Mary-Castle Jazzband 

Der Auslandsspionage des  DDR-Geheimdienstes ging es in all den Jahren seiner Existenz von 1949 bis1989 um die Frage, wer ist wer. Die Lebensläufe der Bonner Politiker wurden penibel durchforstet, um den Mitgliedern des Politbüros und vor allem Walter Ulbricht, Erich Honecker und  zum Schluss Egon Krenz Daten und Fakten zu liefern. Im Mittelpunkt standen Fragen über ihre Zeit während des Nationalsozialismus, Fragen nach politischen Einstellungen vor allem gegenüber der DDR. Die politische Elite der DDR war immer bestens informiert über das politische Personal in Bonn. Dazu zählten natürlich auch die Bundespräsidenten.  

Sehr früh ließ der sozialdemokratische Amtsinhaber Gustav Heinemann erkennen, dass er nicht noch einmal kandidieren werde. Nun konnte Walter Scheel seinen lange gehegten Traum erfüllen. Scheel hatte es leicht, denn die sozial-liberale Koalition verfügte in der Bundesversammlung über eine überzeugende Mehrheit. Am 15. Mai 1974 wurde Scheel mit 530 Stimmen von SPD und FDP in der Bundesversammlung gegen Richard von Weizsäcker, CDU, zum vierten Bundespräsidenten der Bundesrepublik Deutschland gewählt. Er trat am  1. Juli 1974 sein neues Amt an. 

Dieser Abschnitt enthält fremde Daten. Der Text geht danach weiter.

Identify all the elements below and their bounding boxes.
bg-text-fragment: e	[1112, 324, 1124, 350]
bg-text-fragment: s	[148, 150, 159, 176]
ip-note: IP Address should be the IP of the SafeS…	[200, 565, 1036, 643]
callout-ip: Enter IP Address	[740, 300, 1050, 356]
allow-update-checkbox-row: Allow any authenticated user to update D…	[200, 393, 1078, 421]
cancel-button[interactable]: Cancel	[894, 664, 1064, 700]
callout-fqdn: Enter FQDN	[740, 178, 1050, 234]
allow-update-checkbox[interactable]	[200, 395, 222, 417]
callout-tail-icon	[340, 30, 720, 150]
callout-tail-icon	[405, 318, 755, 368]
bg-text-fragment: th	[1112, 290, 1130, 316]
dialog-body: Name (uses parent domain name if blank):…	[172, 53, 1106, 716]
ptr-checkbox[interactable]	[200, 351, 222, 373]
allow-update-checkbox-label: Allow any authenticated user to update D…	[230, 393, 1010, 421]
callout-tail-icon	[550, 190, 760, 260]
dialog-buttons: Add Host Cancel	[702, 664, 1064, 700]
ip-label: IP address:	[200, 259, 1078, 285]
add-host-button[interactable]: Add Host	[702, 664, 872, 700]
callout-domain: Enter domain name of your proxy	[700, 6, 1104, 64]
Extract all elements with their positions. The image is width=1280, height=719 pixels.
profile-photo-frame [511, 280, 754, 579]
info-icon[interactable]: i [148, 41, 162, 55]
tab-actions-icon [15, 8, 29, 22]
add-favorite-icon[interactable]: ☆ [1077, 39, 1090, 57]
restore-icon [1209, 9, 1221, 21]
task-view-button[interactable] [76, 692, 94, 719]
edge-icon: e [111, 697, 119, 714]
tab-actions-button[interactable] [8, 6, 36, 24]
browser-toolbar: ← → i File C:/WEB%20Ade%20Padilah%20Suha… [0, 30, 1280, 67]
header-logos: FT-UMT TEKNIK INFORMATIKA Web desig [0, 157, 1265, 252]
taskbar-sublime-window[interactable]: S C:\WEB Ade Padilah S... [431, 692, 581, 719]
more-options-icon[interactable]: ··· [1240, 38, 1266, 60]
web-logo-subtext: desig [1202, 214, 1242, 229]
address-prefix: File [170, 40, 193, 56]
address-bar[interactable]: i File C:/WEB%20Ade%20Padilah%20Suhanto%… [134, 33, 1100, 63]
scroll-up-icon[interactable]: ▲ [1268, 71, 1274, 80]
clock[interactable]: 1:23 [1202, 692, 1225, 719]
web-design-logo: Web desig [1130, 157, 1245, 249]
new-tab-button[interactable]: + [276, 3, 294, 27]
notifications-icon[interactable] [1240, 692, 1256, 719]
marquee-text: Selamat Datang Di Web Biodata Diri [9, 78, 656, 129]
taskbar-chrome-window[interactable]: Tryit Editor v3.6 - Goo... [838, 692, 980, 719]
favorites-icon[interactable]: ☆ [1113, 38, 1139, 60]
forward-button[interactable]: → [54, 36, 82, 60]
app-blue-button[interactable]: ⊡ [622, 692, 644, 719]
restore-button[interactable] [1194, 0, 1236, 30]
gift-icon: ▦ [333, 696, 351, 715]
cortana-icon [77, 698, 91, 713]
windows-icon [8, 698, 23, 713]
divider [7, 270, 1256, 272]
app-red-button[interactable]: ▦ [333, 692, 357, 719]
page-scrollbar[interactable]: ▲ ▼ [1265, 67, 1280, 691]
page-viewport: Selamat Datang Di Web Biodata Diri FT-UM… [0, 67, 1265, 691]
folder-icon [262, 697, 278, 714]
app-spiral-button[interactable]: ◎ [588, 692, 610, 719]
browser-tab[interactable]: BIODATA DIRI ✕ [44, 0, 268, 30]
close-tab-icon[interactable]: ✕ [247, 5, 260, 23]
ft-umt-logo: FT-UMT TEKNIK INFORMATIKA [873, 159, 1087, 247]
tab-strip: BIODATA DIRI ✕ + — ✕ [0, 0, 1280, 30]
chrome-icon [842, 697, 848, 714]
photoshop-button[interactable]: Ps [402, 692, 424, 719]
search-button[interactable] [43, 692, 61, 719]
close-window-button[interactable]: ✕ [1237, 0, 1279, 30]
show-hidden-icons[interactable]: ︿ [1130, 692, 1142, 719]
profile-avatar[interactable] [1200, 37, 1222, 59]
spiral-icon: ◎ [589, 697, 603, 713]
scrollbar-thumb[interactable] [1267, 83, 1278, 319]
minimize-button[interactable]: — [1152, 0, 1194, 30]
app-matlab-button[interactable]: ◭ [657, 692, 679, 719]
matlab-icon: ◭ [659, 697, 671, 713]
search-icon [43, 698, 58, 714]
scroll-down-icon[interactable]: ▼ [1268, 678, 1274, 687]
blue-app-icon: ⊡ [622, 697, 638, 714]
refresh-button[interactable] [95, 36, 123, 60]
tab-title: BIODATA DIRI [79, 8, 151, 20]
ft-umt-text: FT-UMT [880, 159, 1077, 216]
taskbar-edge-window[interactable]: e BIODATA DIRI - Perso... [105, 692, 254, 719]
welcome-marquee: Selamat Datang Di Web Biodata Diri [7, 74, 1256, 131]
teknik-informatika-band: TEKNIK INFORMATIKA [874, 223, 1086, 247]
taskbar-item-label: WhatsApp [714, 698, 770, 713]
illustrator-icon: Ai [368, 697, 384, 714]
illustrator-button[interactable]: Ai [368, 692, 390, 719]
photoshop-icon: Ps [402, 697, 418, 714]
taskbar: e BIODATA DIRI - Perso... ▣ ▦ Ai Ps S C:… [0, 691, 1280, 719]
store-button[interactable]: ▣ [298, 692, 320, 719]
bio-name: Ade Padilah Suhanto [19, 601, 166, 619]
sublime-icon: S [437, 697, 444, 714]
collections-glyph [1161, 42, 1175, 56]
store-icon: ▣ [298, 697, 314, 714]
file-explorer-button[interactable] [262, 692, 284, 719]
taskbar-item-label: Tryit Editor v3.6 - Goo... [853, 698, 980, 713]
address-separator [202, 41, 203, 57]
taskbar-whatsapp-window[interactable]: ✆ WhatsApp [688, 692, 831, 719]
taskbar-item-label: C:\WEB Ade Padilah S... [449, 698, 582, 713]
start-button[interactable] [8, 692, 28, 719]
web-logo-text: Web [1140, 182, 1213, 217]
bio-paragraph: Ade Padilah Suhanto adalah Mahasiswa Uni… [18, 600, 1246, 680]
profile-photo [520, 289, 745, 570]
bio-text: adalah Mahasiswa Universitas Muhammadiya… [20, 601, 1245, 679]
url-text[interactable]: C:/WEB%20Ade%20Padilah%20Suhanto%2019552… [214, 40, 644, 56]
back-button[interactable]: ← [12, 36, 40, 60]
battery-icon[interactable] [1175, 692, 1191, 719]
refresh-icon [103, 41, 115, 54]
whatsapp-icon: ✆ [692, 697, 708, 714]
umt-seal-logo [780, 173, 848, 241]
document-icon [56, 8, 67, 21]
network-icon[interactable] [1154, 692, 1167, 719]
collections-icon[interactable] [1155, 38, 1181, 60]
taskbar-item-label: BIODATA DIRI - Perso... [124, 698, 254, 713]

Auffallend bei Walter Scheels Stasi-Akte sind die riesigen Lücken in der langjährigen Spionagetätigkeit. Schon als Bonner Bundesminister für Wirtschaftliche Zusammenarbeit  und vor allem als Bundesaußenminister stand der FDP-Politiker unter ständiger Stasi-Kontrolle. Vermutlich wurde die Akte in den wenigen Wochen zwischen Mauerfall 1989 und dem Ende des DDR-Geheimdienstes nach den ersten freien Wahlen im März 1990 weitgehend zerfleddert, zerrissen oder verbrannt. Doch wie durch ein Wunder konnten anderweitige Dokumente gesichert werden. 

An dieser Stelle ist es ganz wichtig, auf das Document Center in West-Berlin hinzuweisen. Das BDC war nach dem Zweiten Weltkrieg von der amerikanischen Besatzungsmacht in West-Berlin angelegt worden. Hier lagerte unter anderem die Gesamtkartei über alle ehemaligen SS, SA und NSDAP- Mitglieder seit 1929. Das Ministerium für Staatssicherheit muss entweder persönlich direkten Zugang zum Document Center Berlin-Zehlendorf gehabt oder aber einen hochkarätigen Spitzel unter den Angestellten angeworben haben. Letztere Annahme scheint realistischer und wäre ein weiterer Beleg dafür, dass es der DDR gelang, an Informationen zu kommen, die auf legalem Weg niemals zu erlangen gewesen wären. Das Document Center mit seinen Gesamtkarteien über die ehemaligen SS-, SA- und NSDAP- Mitglieder war für die Ost-Berliner Propagandisten ein Geschenk des Himmels im Kampf um die Informationshoheit im Kalten Krieg.  

Bis 1994 stand das BDC unter amerikanischer Verwaltung. Erst danach konnte es vom Bundesarchiv übernommen werden. Für westdeutsche Historiker und Journalisten war es bis dahin kaum möglich, das im BDC gesammelte historisch bedeutsame Quellenmaterial zu nutzen.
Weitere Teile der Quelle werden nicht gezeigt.